In no event shall Company be liable under these Terms to Customer or any other third party for consequential, indirect, incidental, special, exemplary, punitive, or enhanced damages, arising out of, relating to, or in connection with the Services, the Items, or any breach of these Terms, regardless of (a) whether such damages were foreseeable; (b) whether or not Client was advised of such damages; and (c) the legal or equitable theory (contract, tort, or otherwise) upon which the claim is based. Client’s maximum remedy, regardless of the form of action, whether in contract, tort, or otherwise, shall be limited to the cost of the Services earned up until the time of any cause of action. Customer will indemnify, hold harmless, and defend Company from all claims, demands, or causes of action hereafter brought or made by third parties arising out of, or connected with the Items, including but not limited to Customer’s misrepresentation of Customer’s authority to dispose of the Items.

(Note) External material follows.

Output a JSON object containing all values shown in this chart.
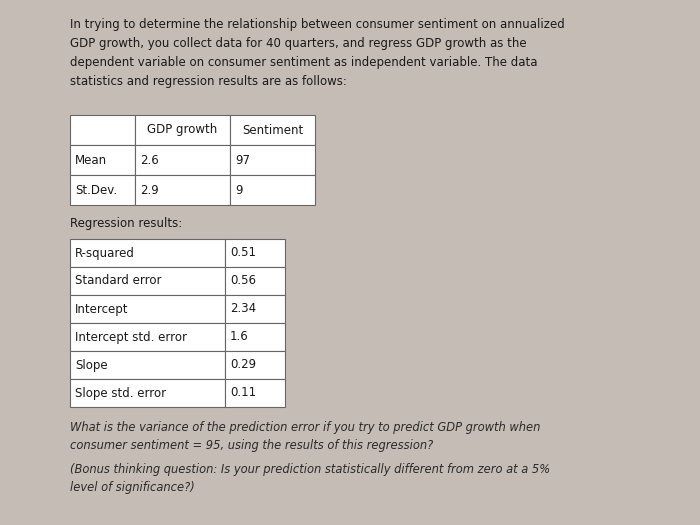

EXCEPT AS SPECIFICALLY DEFINED IN THESE TERMS, COMPANY MAKES NO WARRANTIES, WRITTEN OR ORAL, STATUTORY, EXPRESSED OR IMPLIED, INCLUDING ANY IMPLIED WARRANTY OF MERCHANTABILITY OR FITNESS FOR A PARTICULAR PURPOSE, EXCEPT SUCH WARRANTIES WHICH MAY EXTEND FROM AND ARE SOLELY RECOVERABLE AGAINST THE MANUFACTURER. ANY WARRANTIES APPLICABLE TO COMPANY LABOR AND WORKMANSHIP SHALL NOT APPLY IF COMPANY HAS NOT BEEN PAID IN FULL FOR THE SERVICES PURSUANT TO THESE TERMS.

 
FORCE MAJEURE

Neither party shall be liable nor shall be deemed to have defaulted under or breached this Terms and Conditions, for any failure or delay in fulfilling or performing any provision of this Terms and Conditions, when and to the extent such failure or delay is caused by or results from acts beyond the affected party’s reasonable control (”Force Majeure”), in which case, the Parties shall agree to a rescheduled timeline for the Services. If the Force Majeure event results in the full inability for the Services to be performed (destruction of the property, etc.), then the affected party shall notify the other, and these Terms and Conditions shall be terminated without liability, and any payments will be returned.

 
PHOTO RELEASE

Customer grants to Company the irrevocable right to use images related to the Services for business promotion and any other lawful purpose, including but not limited to before and after photos, however, Company agrees not to use Customer’s or Customer’s tenant’s, if applicable, name, address, or personal identifying information without additional permission from Customer.

 
MISCELLANEOUS

This Terms and Conditions sets forth the entire agreement of the parties and shall govern, supersede, and cancel all previous communications, advertising, representations, or understandings prior to this Terms and Conditions. No supplement, modification, or waiver of this Terms and Conditions shall be binding unless executed in writing by the Parties. No changes or additions to the Terms and Conditions whatsoever are binding absent a writing signed by Company and Customer. These Terms and Conditions shall not be assigned by the Customer without first receiving Company’s written consent, which may be denied in Company’s sole discretion. Subject to the preceding sentence, this Terms and Conditions shall apply to, bind, and be obligatory upon the heirs, executors, administrators, representatives, successors, and assignees of the parties hereto. This Terms and Conditions is governed by, and to be construed in accordance with, the laws of Pennsylvania. If Company is successful in any litigation, Company shall be entitled to payment of the cost of reasonable attorneys’ fees. If any of the provisions of this Terms and Conditions are found to be unenforceable, the remainder shall be enforced as fully as possible, with the unenforceable provision(s) to be modified to the extent to allow it to be enforceable by law. Failure by Company to enforce a right or seek a remedy under this Terms and Conditions shall not be construed as a waiver of such rights/remedies.

Customer agrees that Customer has read, understood, and agreed to the terms and conditions of this Agreement and is responsible for ensuring that full payment is made pursuant to the terms of this Agreement.